Os demais seguranças sacaram as suas armas e se posicionaram para ataca-la ao menor sinal de perigo. Aro pediu que relaxassem e abaixassem as armas, o que fizeram relutantes.

—Está cometendo um terrível erro, senhorita Swan.

—Você está cometendo um erro punindo alguém que não é culpado. –Os olhos castanhos emitiam um brilho sem igual. Poucas vezes Aro observou alguém de aparência tão frágil emitir tamanha força interior.

—Sabe de mais coisas do que deveria, Isabella. Edward deveria ter tomado cuidado com você. Não fará nenhum bem aos dois o fato de terem dividido segredos. –A mente assassina do mafioso pensava em quais formas ele iria exterminar também com a garota. Talvez ligasse para o seu irmão Caius, dando a menina para que o loiro terminasse o que começou tempos atrás. Isso certamente acalmaria o irmão mais novo que recentemente vinha tendo atitudes pouco louváveis devido a frustração de ter deixado uma presa escapar.

—Não fará nada a nós dois. Não poderia. Não é tão degenerado assim. –Isabella disse. A frase capturou a atenção do Volturi.

—Degenerado? Por que eu seria um ser descrito como desprezível matando as pessoas que estão sistematicamente me importunando? –O mais velho riu gostosamente da situação.
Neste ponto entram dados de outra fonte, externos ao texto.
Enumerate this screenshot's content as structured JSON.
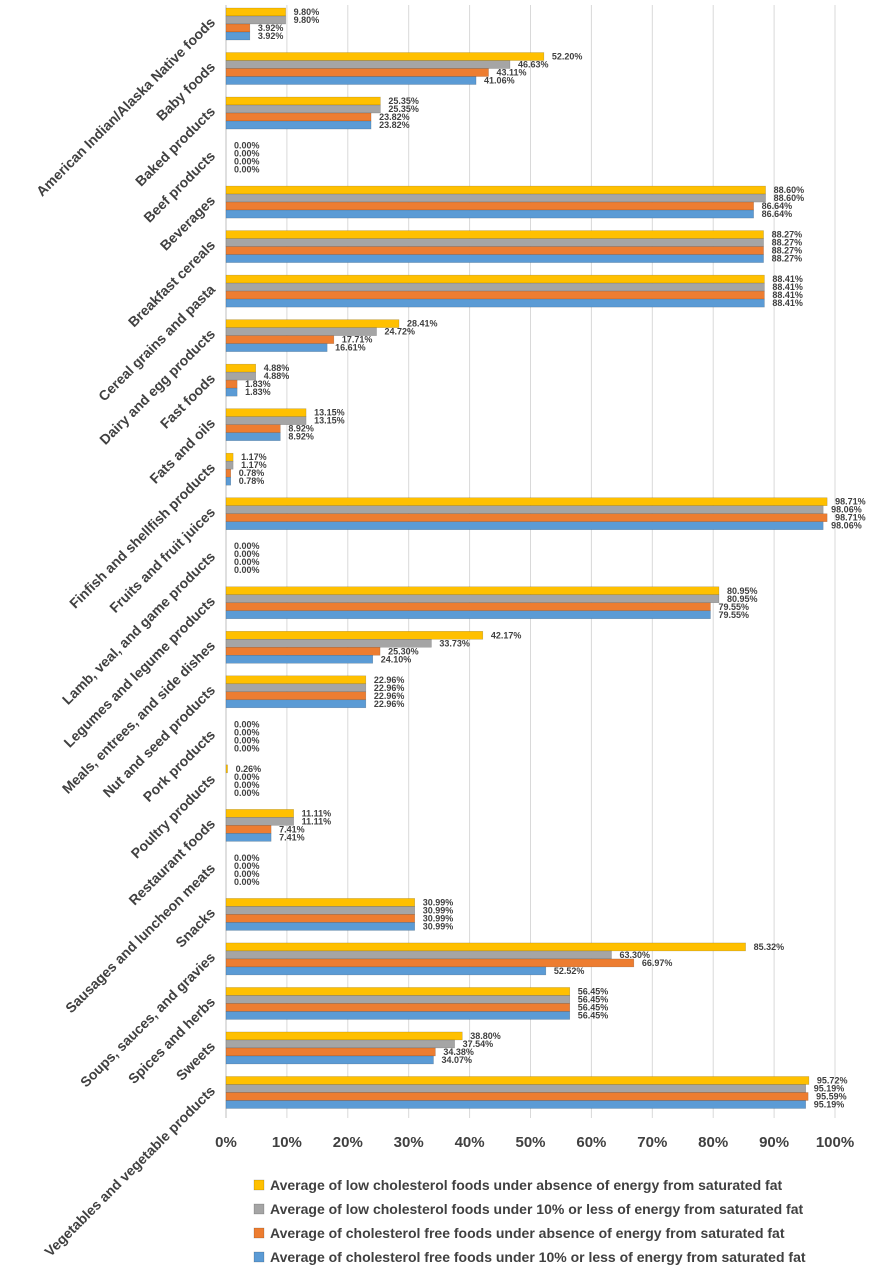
{
  "chart_data": {
    "type": "bar",
    "orientation": "horizontal",
    "title": "",
    "xlabel": "",
    "ylabel": "",
    "xlim": [
      0,
      100
    ],
    "x_unit": "%",
    "x_ticks": [
      "0%",
      "10%",
      "20%",
      "30%",
      "40%",
      "50%",
      "60%",
      "70%",
      "80%",
      "90%",
      "100%"
    ],
    "grid": "vertical",
    "legend_position": "bottom",
    "categories": [
      "American Indian/Alaska Native foods",
      "Baby foods",
      "Baked products",
      "Beef products",
      "Beverages",
      "Breakfast cereals",
      "Cereal grains and pasta",
      "Dairy and egg products",
      "Fast foods",
      "Fats and oils",
      "Finfish and shellfish products",
      "Fruits and fruit juices",
      "Lamb, veal, and game products",
      "Legumes and legume products",
      "Meals, entrees, and side dishes",
      "Nut and seed products",
      "Pork products",
      "Poultry products",
      "Restaurant foods",
      "Sausages and luncheon meats",
      "Snacks",
      "Soups, sauces, and gravies",
      "Spices and herbs",
      "Sweets",
      "Vegetables and vegetable products"
    ],
    "series": [
      {
        "name": "Average of low cholesterol foods under absence of energy from saturated fat",
        "color": "#FFC000",
        "values": [
          9.8,
          52.2,
          25.35,
          0.0,
          88.6,
          88.27,
          88.41,
          28.41,
          4.88,
          13.15,
          1.17,
          98.71,
          0.0,
          80.95,
          42.17,
          22.96,
          0.0,
          0.26,
          11.11,
          0.0,
          30.99,
          85.32,
          56.45,
          38.8,
          95.72
        ],
        "labels": [
          "9.80%",
          "52.20%",
          "25.35%",
          "0.00%",
          "88.60%",
          "88.27%",
          "88.41%",
          "28.41%",
          "4.88%",
          "13.15%",
          "1.17%",
          "98.71%",
          "0.00%",
          "80.95%",
          "42.17%",
          "22.96%",
          "0.00%",
          "0.26%",
          "11.11%",
          "0.00%",
          "30.99%",
          "85.32%",
          "56.45%",
          "38.80%",
          "95.72%"
        ]
      },
      {
        "name": "Average of low cholesterol foods under 10% or less of energy from saturated fat",
        "color": "#A5A5A5",
        "values": [
          9.8,
          46.63,
          25.35,
          0.0,
          88.6,
          88.27,
          88.41,
          24.72,
          4.88,
          13.15,
          1.17,
          98.06,
          0.0,
          80.95,
          33.73,
          22.96,
          0.0,
          0.0,
          11.11,
          0.0,
          30.99,
          63.3,
          56.45,
          37.54,
          95.19
        ],
        "labels": [
          "9.80%",
          "46.63%",
          "25.35%",
          "0.00%",
          "88.60%",
          "88.27%",
          "88.41%",
          "24.72%",
          "4.88%",
          "13.15%",
          "1.17%",
          "98.06%",
          "0.00%",
          "80.95%",
          "33.73%",
          "22.96%",
          "0.00%",
          "0.00%",
          "11.11%",
          "0.00%",
          "30.99%",
          "63.30%",
          "56.45%",
          "37.54%",
          "95.19%"
        ]
      },
      {
        "name": "Average of cholesterol free foods under absence of energy from saturated fat",
        "color": "#ED7D31",
        "values": [
          3.92,
          43.11,
          23.82,
          0.0,
          86.64,
          88.27,
          88.41,
          17.71,
          1.83,
          8.92,
          0.78,
          98.71,
          0.0,
          79.55,
          25.3,
          22.96,
          0.0,
          0.0,
          7.41,
          0.0,
          30.99,
          66.97,
          56.45,
          34.38,
          95.59
        ],
        "labels": [
          "3.92%",
          "43.11%",
          "23.82%",
          "0.00%",
          "86.64%",
          "88.27%",
          "88.41%",
          "17.71%",
          "1.83%",
          "8.92%",
          "0.78%",
          "98.71%",
          "0.00%",
          "79.55%",
          "25.30%",
          "22.96%",
          "0.00%",
          "0.00%",
          "7.41%",
          "0.00%",
          "30.99%",
          "66.97%",
          "56.45%",
          "34.38%",
          "95.59%"
        ]
      },
      {
        "name": "Average of cholesterol free foods under 10% or less of energy from saturated fat",
        "color": "#5B9BD5",
        "values": [
          3.92,
          41.06,
          23.82,
          0.0,
          86.64,
          88.27,
          88.41,
          16.61,
          1.83,
          8.92,
          0.78,
          98.06,
          0.0,
          79.55,
          24.1,
          22.96,
          0.0,
          0.0,
          7.41,
          0.0,
          30.99,
          52.52,
          56.45,
          34.07,
          95.19
        ],
        "labels": [
          "3.92%",
          "41.06%",
          "23.82%",
          "0.00%",
          "86.64%",
          "88.27%",
          "88.41%",
          "16.61%",
          "1.83%",
          "8.92%",
          "0.78%",
          "98.06%",
          "0.00%",
          "79.55%",
          "24.10%",
          "22.96%",
          "0.00%",
          "0.00%",
          "7.41%",
          "0.00%",
          "30.99%",
          "52.52%",
          "56.45%",
          "34.07%",
          "95.19%"
        ]
      }
    ]
  }
}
Isabella manteve-se firme com a arma apontada e os olhos em brasas.

—Não mataria a única descendência que possui. –A menina baixou a arma, sabendo que quando a compreensão atingisse Aro, ele seria incapaz de machucar a ela ou a Edward. Pelo menos era o que a morena rezava para acontecer.

—Descendência? Do que está... –Aro estacou. –Impossível. Nunca tive nada com Esme. Ela foi apenas uma funcionária.

—Edward não é filho de Esme, embora ela o tenha criado. Ele era filho da irmã mais nova dela. Você a conheceu muito bem, pelo que eu soube.

—Elizabeth... –Murmurou o Volturi verdadeiramente chocado. Ele bem que havia notado certa semelhança do menino com a antiga companheira, mas como Esme afirmava sempre que Edward era o seu filho, não procurou investigar a história. Sequer sabia da possibilidade de Elizabeth estar grávida quando ela o abandonou. –Está mentindo.

—Não mentiria sobre algo assim. É a verdade. Se dúvida pode exigir um exame de DNA embora eu acho que Edward não fosse concordar. –A respiração diante do nervosismo aumentava audivelmente. Toda aquela tensão estava sendo uma sobrecarga emocional para a menina. Precisava se manter firme por mais alguns instantes, decidiu. Até que ela tirasse Edward daquele terrível lugar.

—E por que eu deveria poupá-la, menina? Se Edward é o que diz, ele pode sair vivo daqui. Quanto a você, embora seja a escrava dele, não tenho motivos para manter a sua vida. –Viu Isabella levar a mão protetoramente até a barriga e entendeu. –Está grávida dele? –Perguntou aparentando algo que extrapolava a surpresa.

—Sim. Estou grávida de um neto seu. –E guardou a arma nas roupas. Ela sentia que não precisaria mais daquele artefato, pois só havia duas escolas alí: sair com vida ou não. Não importava desde que, no fim, ela estivesse junto de Edward.